Velasco adiciona doses sutis de um tipo rascante de humor em seus textos. É o que pode ser conferido no surreal “… a dois”, sobre um casal que, ao completar 40 anos de matrimônio, desperta com as pontas dos dedos da mão de um coladas nas do outro. O final é surpreendente e divertido, num estilo Monty Python de diversão.
“Estrangeiro” e “Ernesto/Andrezza” são os pontos altos, sobretudo se o leitor morar ou conhecer bem o Rio de Janeiro. O primeiro satiriza os roteiros turísticos pela cidade na pele de um carioca que, sem perceber, começa a estrangeirar. Já o segundo segue a rotina de um travesti que sonha em encontrar, entre os clientes, um “Brad Pitt para lhe sustentar”. Quando o acha, porém, o amor confronta-se à condição de ser uma mulher no corpo de um homem.
Apesar de não estabelecerem uma unidade temática, os contos de “Petaluma” guardam o compromisso de defender uma proposta e se saem tão bem quanto o autor, seguro na construção e na condução de sua prosa.
Leia um trecho de “Petaluma”, conto presente no livro de mesmo nome, do escritor Tiago Velasco:
“Hoje, nove ou dez anos depois, vejo Petaluma como a reunião das minhas neuroses. Não percebia naquele período. Não percebi durante esse tempo todo. Agora enxergo. Estou mais claro. Concreto. Não mais um fantasma. Aquele ser que passou por Petaluma.
*
1.
Acordei com o alarme polifônico do celular pré-pago compartilhado com Ela. Oito da manhã. Dormi já era mais de uma. Dois períodos de trabalho no dia anterior. Normal em Petaluma. Motivo de satisfação pra maior parte dos colegas de trabalho: money, plata, grana.

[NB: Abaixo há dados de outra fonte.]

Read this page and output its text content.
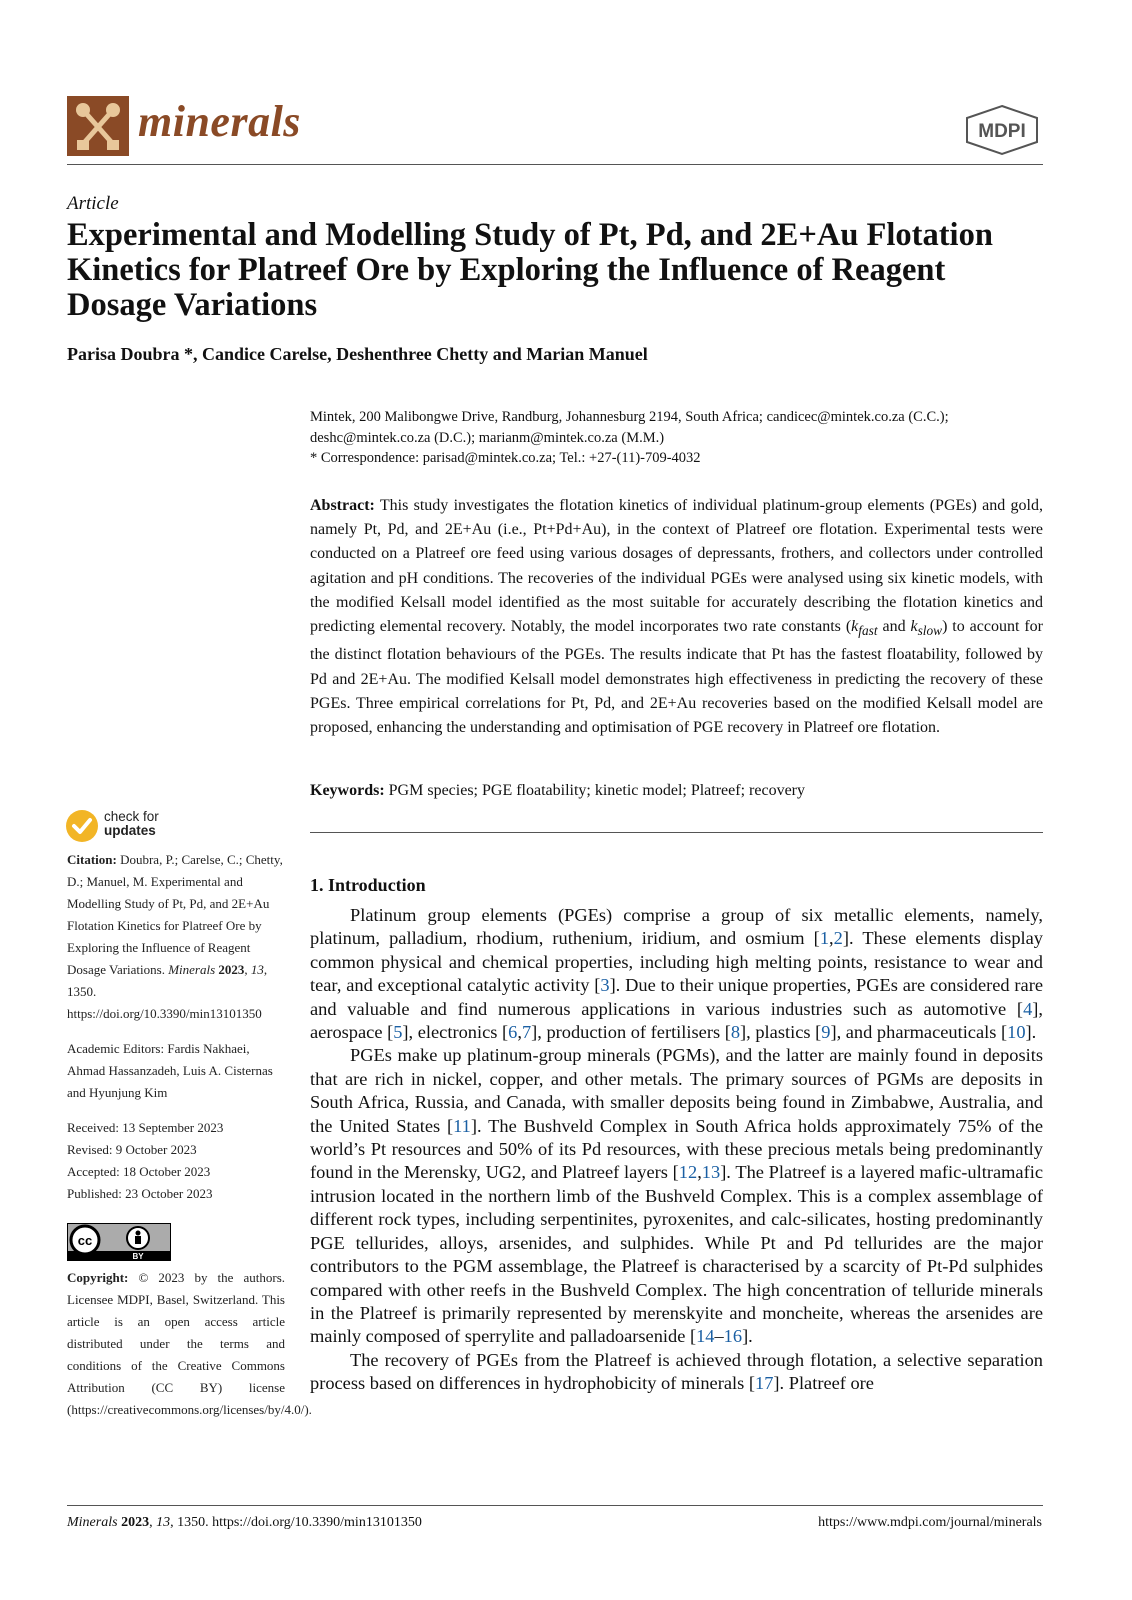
minerals	MDPI
Article
Experimental and Modelling Study of Pt, Pd, and 2E+Au Flotation Kinetics for Platreef Ore by Exploring the Influence of Reagent Dosage Variations
Parisa Doubra *, Candice Carelse, Deshenthree Chetty and Marian Manuel

Mintek, 200 Malibongwe Drive, Randburg, Johannesburg 2194, South Africa; candicec@mintek.co.za (C.C.);

deshc@mintek.co.za (D.C.); marianm@mintek.co.za (M.M.)

* Correspondence: parisad@mintek.co.za; Tel.: +27-(11)-709-4032

Abstract: This study investigates the flotation kinetics of individual platinum-group elements (PGEs) and gold, namely Pt, Pd, and 2E+Au (i.e., Pt+Pd+Au), in the context of Platreef ore flotation. Experimental tests were conducted on a Platreef ore feed using various dosages of depressants, frothers, and collectors under controlled agitation and pH conditions. The recoveries of the individual PGEs were analysed using six kinetic models, with the modified Kelsall model identified as the most suitable for accurately describing the flotation kinetics and predicting elemental recovery. Notably, the model incorporates two rate constants ($k_{fast}$ and $k_{slow}$) to account for the distinct flotation behaviours of the PGEs. The results indicate that Pt has the fastest floatability, followed by Pd and 2E+Au. The modified Kelsall model demonstrates high effectiveness in predicting the recovery of these PGEs. Three empirical correlations for Pt, Pd, and 2E+Au recoveries based on the modified Kelsall model are proposed, enhancing the understanding and optimisation of PGE recovery in Platreef ore flotation.
Keywords: PGM species; PGE floatability; kinetic model; Platreef; recovery
1. Introduction

Platinum group elements (PGEs) comprise a group of six metallic elements, namely, platinum, palladium, rhodium, ruthenium, iridium, and osmium [1,2]. These elements display common physical and chemical properties, including high melting points, resistance to wear and tear, and exceptional catalytic activity [3]. Due to their unique properties, PGEs are considered rare and valuable and find numerous applications in various industries such as automotive [4], aerospace [5], electronics [6,7], production of fertilisers [8], plastics [9], and pharmaceuticals [10].

PGEs make up platinum-group minerals (PGMs), and the latter are mainly found in deposits that are rich in nickel, copper, and other metals. The primary sources of PGMs are deposits in South Africa, Russia, and Canada, with smaller deposits being found in Zimbabwe, Australia, and the United States [11]. The Bushveld Complex in South Africa holds approximately 75% of the world’s Pt resources and 50% of its Pd resources, with these precious metals being predominantly found in the Merensky, UG2, and Platreef layers [12,13]. The Platreef is a layered mafic-ultramafic intrusion located in the northern limb of the Bushveld Complex. This is a complex assemblage of different rock types, including serpentinites, pyroxenites, and calc-silicates, hosting predominantly PGE tellurides, alloys, arsenides, and sulphides. While Pt and Pd tellurides are the major contributors to the PGM assemblage, the Platreef is characterised by a scarcity of Pt-Pd sulphides compared with other reefs in the Bushveld Complex. The high concentration of telluride minerals in the Platreef is primarily represented by merenskyite and moncheite, whereas the arsenides are mainly composed of sperrylite and palladoarsenide [14–16].

The recovery of PGEs from the Platreef is achieved through flotation, a selective separation process based on differences in hydrophobicity of minerals [17]. Platreef ore

check for
updates

Citation: Doubra, P.; Carelse, C.; Chetty, D.; Manuel, M. Experimental and Modelling Study of Pt, Pd, and 2E+Au Flotation Kinetics for Platreef Ore by Exploring the Influence of Reagent Dosage Variations. Minerals 2023, 13, 1350. https://doi.org/10.3390/min13101350

Academic Editors: Fardis Nakhaei, Ahmad Hassanzadeh, Luis A. Cisternas and Hyunjung Kim

Received: 13 September 2023

Revised: 9 October 2023

Accepted: 18 October 2023

Published: 23 October 2023

cc
BY

Copyright: © 2023 by the authors. Licensee MDPI, Basel, Switzerland. This article is an open access article distributed under the terms and conditions of the Creative Commons Attribution (CC BY) license (https://creativecommons.org/licenses/by/4.0/).

Minerals 2023, 13, 1350. https://doi.org/10.3390/min13101350	https://www.mdpi.com/journal/minerals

Enrolar mais um pouco na cama era impensável. Após despertar, uma energia dolorida e incômoda perpassava o corpo inteiro. Joelhos, cotovelos, calcanhares, nódulos dos dedos, as articulações existentes em mim concentravam a dor e a replicava. Ossos e veias, highways. A consciência do corpo, traumática e premonitória.
Uma hora para o banho, o café da manhã — uma fatia de pão integral com margarina I can’t believe it’s not butter e queijo, um copo de leite com chocolate em pó —, a roupa mais quente que tivesse no armário azul claro, a caminhada até o metrô suburbano, a espera pela composição da linha R, as três estações, o ônibus, uns quarteirões a pé. Menos quinze graus Celsius lá fora. E aqui, nos seis metros quadrados que divido com Ela, dentro de um apartamento de dois quartos de paredes de papel, o heater tornava o ambiente menos hostil.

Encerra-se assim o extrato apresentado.